Black baute sich vor dem am Boden liegenden Mann auf und brüllte: »Du verdammte kleine Ratte! Was glaubst du, wen du vor dir hast? Meinst du, nur weil der Hai den Ton angibt, singt Henry Black bloß noch im Chor? Ich lasse mich doch nicht vom Hai zerfetzen, nur weil du zu feige bist, einen jungen Dutch und ein Schlitzaugen-Girl zu fangen! Von dir lasse ich mich nicht hereinlegen!«

Er beugte sich zu Bremer hinunter, die gewaltigen Hände zu Klauen verformt. Er wollte sie um Bremers dürren Hals legen und dem Rattengesichtigen zeigen, wie schnell er, Henry Black, dem Leben des Unterführers ein Ende bereiten konnte.

Doch er kam nicht dazu. Bremer war schneller und zog seinen sechsläufigen Pepperbox-Revolver aus einer Jackentasche. Als Black in die sechs dunklen Mündungen blickte, hatte der andere auch schon mit gefährlichem Klicken den Hahn gespannt.
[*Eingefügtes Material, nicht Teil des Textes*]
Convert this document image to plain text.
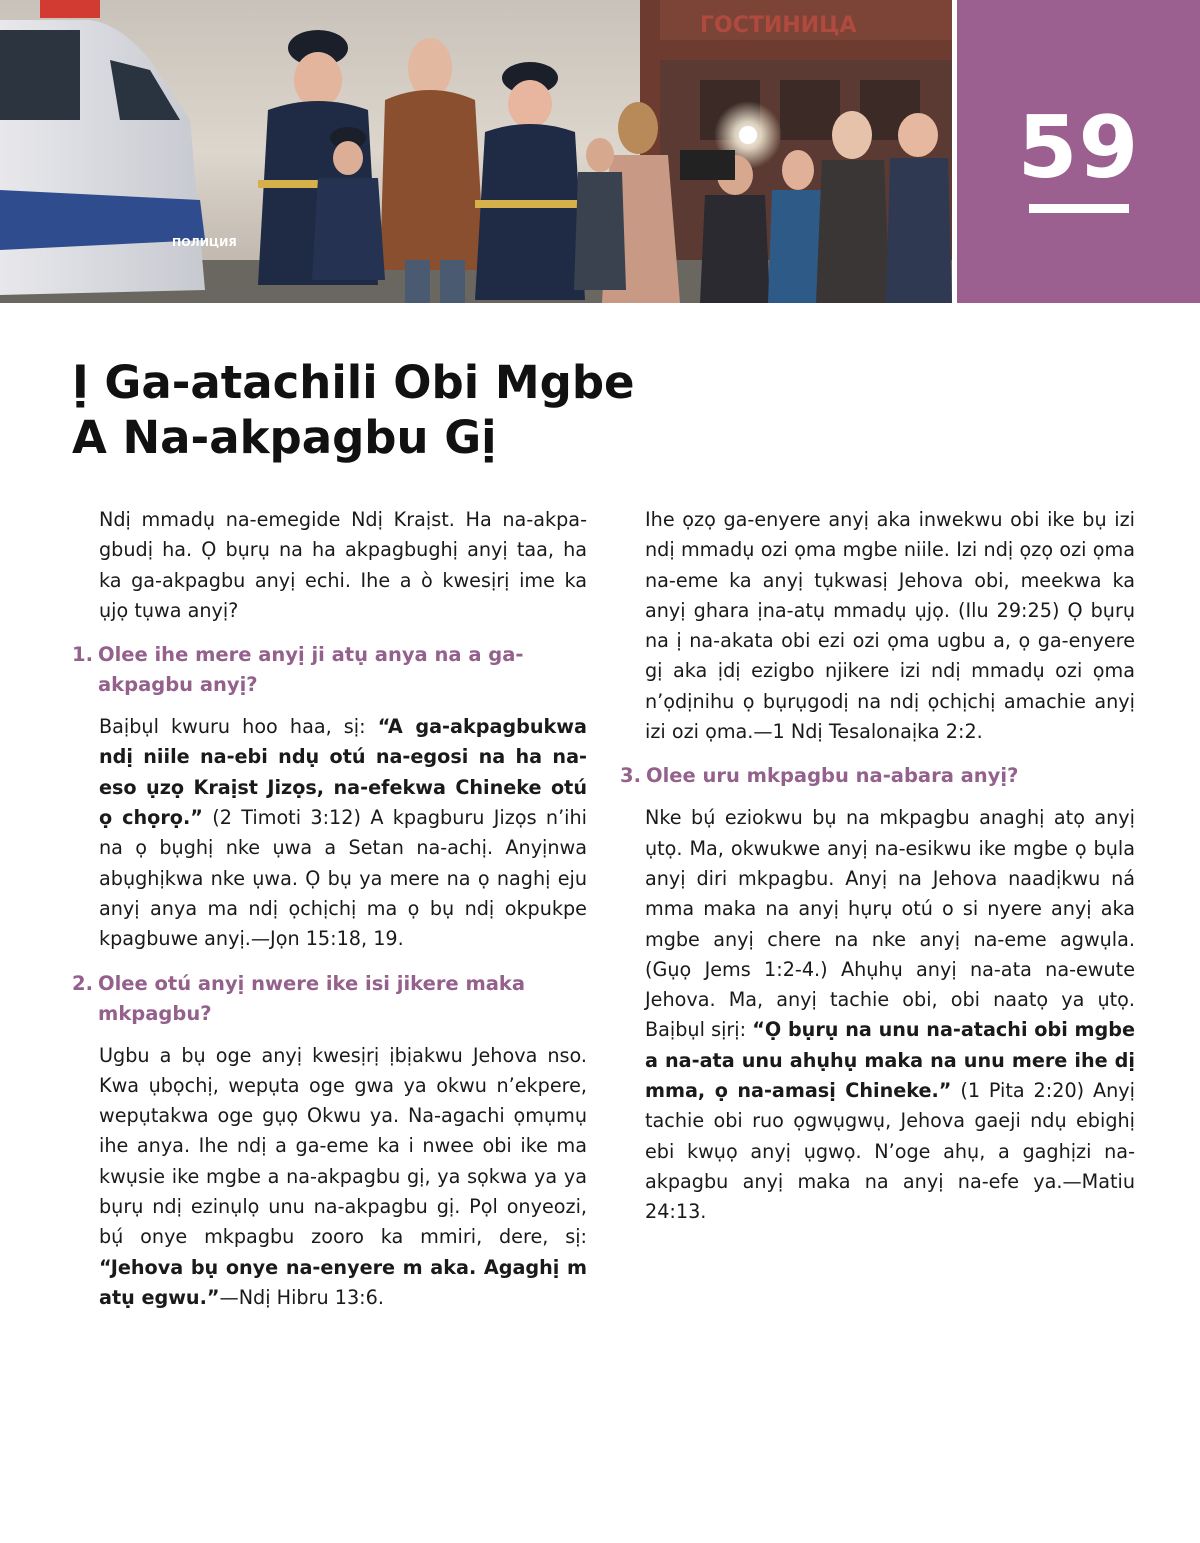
ГОСТИНИЦА
ПОЛИЦИЯ
59
Ị Ga-atachili Obi Mgbe
A Na-akpagbu Gị

Ndị mmadụ na-emegide Ndị Kraịst. Ha na-akpagbudị ha. Ọ bụrụ na ha akpagbughị anyị taa, ha ka ga-akpagbu anyị echi. Ihe a ò kwesịrị ime ka ụjọ tụwa anyị?

1. Olee ihe mere anyị ji atụ anya na a ga-akpagbu anyị?

Baịbụl kwuru hoo haa, sị: “A ga-akpagbukwa ndị niile na-ebi ndụ otú na-egosi na ha na-eso ụzọ Kraịst Jizọs, na-efekwa Chineke otú ọ chọrọ.” (2 Timoti 3:12) A kpagburu Jizọs n’ihi na ọ bụghị nke ụwa a Setan na-achị. Anyịnwa abụghịkwa nke ụwa. Ọ bụ ya mere na ọ naghị eju anyị anya ma ndị ọchịchị ma ọ bụ ndị okpukpe kpagbuwe anyị.—Jọn 15:18, 19.

2. Olee otú anyị nwere ike isi jikere maka mkpagbu?

Ugbu a bụ oge anyị kwesịrị ịbịakwu Jehova nso. Kwa ụbọchị, wepụta oge gwa ya okwu n’ekpere, wepụtakwa oge gụọ Okwu ya. Na-agachi ọmụmụ ihe anya. Ihe ndị a ga-eme ka i nwee obi ike ma kwụsie ike mgbe a na-akpagbu gị, ya sọkwa ya ya bụrụ ndị ezinụlọ unu na-akpagbu gị. Pọl onyeozi, bụ́ onye mkpagbu zooro ka mmiri, dere, sị: “Jehova bụ onye na-enyere m aka. Agaghị m atụ egwu.”—Ndị Hibru 13:6.

Ihe ọzọ ga-enyere anyị aka inwekwu obi ike bụ izi ndị mmadụ ozi ọma mgbe niile. Izi ndị ọzọ ozi ọma na-eme ka anyị tụkwasị Jehova obi, meekwa ka anyị ghara ịna-atụ mmadụ ụjọ. (Ilu 29:25) Ọ bụrụ na ị na-akata obi ezi ozi ọma ugbu a, ọ ga-enyere gị aka ịdị ezigbo njikere izi ndị mmadụ ozi ọma n’ọdịnihu ọ bụrụgodị na ndị ọchịchị amachie anyị izi ozi ọma.—1 Ndị Tesalonaịka 2:2.

3. Olee uru mkpagbu na-abara anyị?

Nke bụ́ eziokwu bụ na mkpagbu anaghị atọ anyị ụtọ. Ma, okwukwe anyị na-esikwu ike mgbe ọ bụla anyị diri mkpagbu. Anyị na Jehova naadịkwu ná mma maka na anyị hụrụ otú o si nyere anyị aka mgbe anyị chere na nke anyị na-eme agwụla. (Gụọ Jems 1:2-4.) Ahụhụ anyị na-ata na-ewute Jehova. Ma, anyị tachie obi, obi naatọ ya ụtọ. Baịbụl sịrị: “Ọ bụrụ na unu na-atachi obi mgbe a na-ata unu ahụhụ maka na unu mere ihe dị mma, ọ na-amasị Chineke.” (1 Pita 2:20) Anyị tachie obi ruo ọgwụgwụ, Jehova gaeji ndụ ebighị ebi kwụọ anyị ụgwọ. N’oge ahụ, a gaghịzi na-akpagbu anyị maka na anyị na-efe ya.—Matiu 24:13.
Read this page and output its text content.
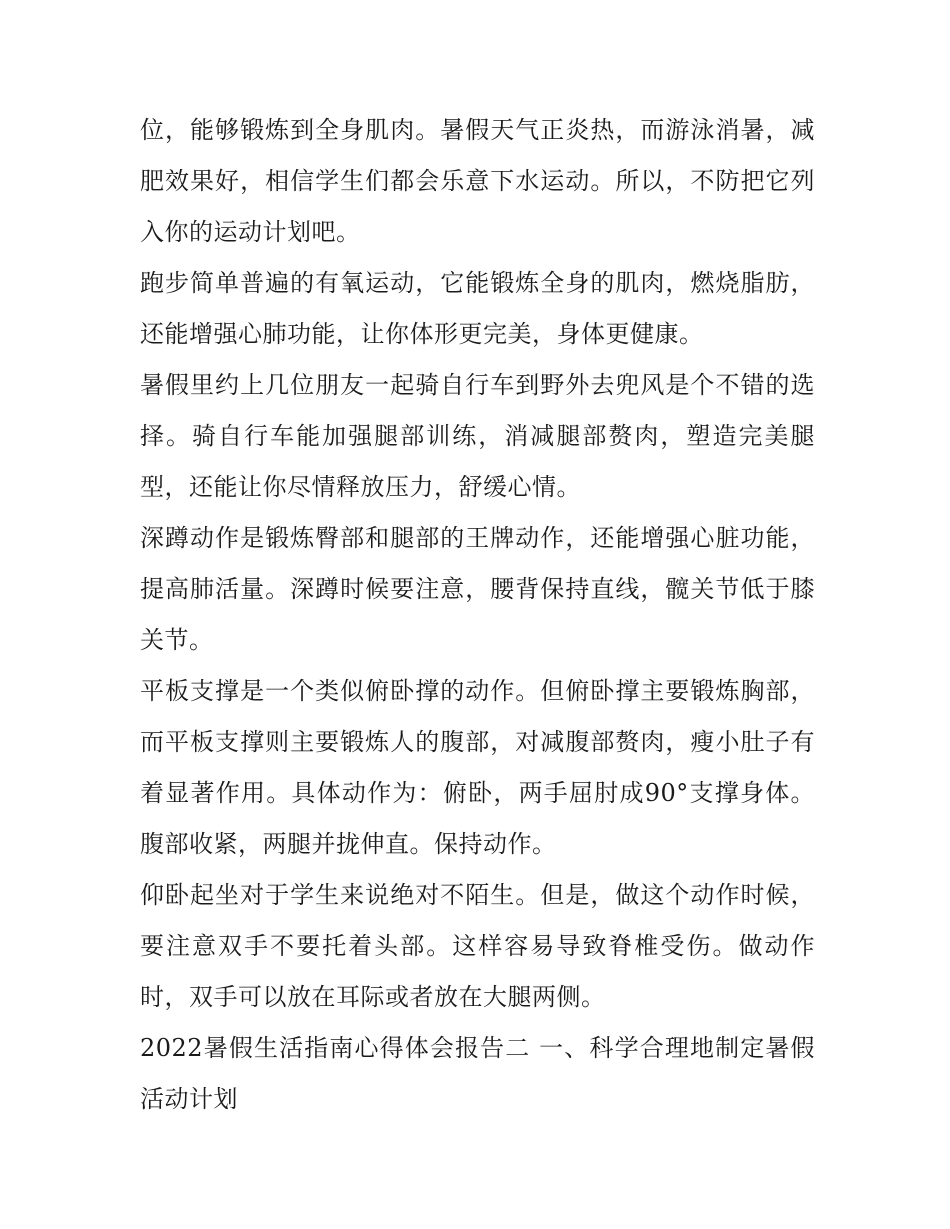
位，能够锻炼到全身肌肉。暑假天气正炎热，而游泳消暑，减肥效果好，相信学生们都会乐意下水运动。所以，不防把它列入你的运动计划吧。

跑步简单普遍的有氧运动，它能锻炼全身的肌肉，燃烧脂肪，还能增强心肺功能，让你体形更完美，身体更健康。

暑假里约上几位朋友一起骑自行车到野外去兜风是个不错的选择。骑自行车能加强腿部训练，消减腿部赘肉，塑造完美腿型，还能让你尽情释放压力，舒缓心情。

深蹲动作是锻炼臀部和腿部的王牌动作，还能增强心脏功能，提高肺活量。深蹲时候要注意，腰背保持直线，髋关节低于膝关节。

平板支撑是一个类似俯卧撑的动作。但俯卧撑主要锻炼胸部，而平板支撑则主要锻炼人的腹部，对减腹部赘肉，瘦小肚子有着显著作用。具体动作为：俯卧，两手屈肘成90°支撑身体。腹部收紧，两腿并拢伸直。保持动作。

仰卧起坐对于学生来说绝对不陌生。但是，做这个动作时候，要注意双手不要托着头部。这样容易导致脊椎受伤。做动作时，双手可以放在耳际或者放在大腿两侧。

2022暑假生活指南心得体会报告二 一、科学合理地制定暑假活动计划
»Du fasst mich nicht noch mal an, Henry, nicht auf diese Weise!«, keuchte Bremer und stieß die Pepperbox so weit vor, bis sie sich dicht vor dem feisten Gesicht des Geschäftsführers befand. »Schlag mich nur noch einmal, Henry. Würg mich nur. Und liebend gern schicke ich dich in die Hölle. Da hilft dir auch kein Hai!«

Blacks Hände befanden sich in unmittelbarer Nähe von Bremers Hals. Der wuchtige Mann hätte nur zudrücken müssen, um die Lebensluft aus dem Körper des anderen zu pressen.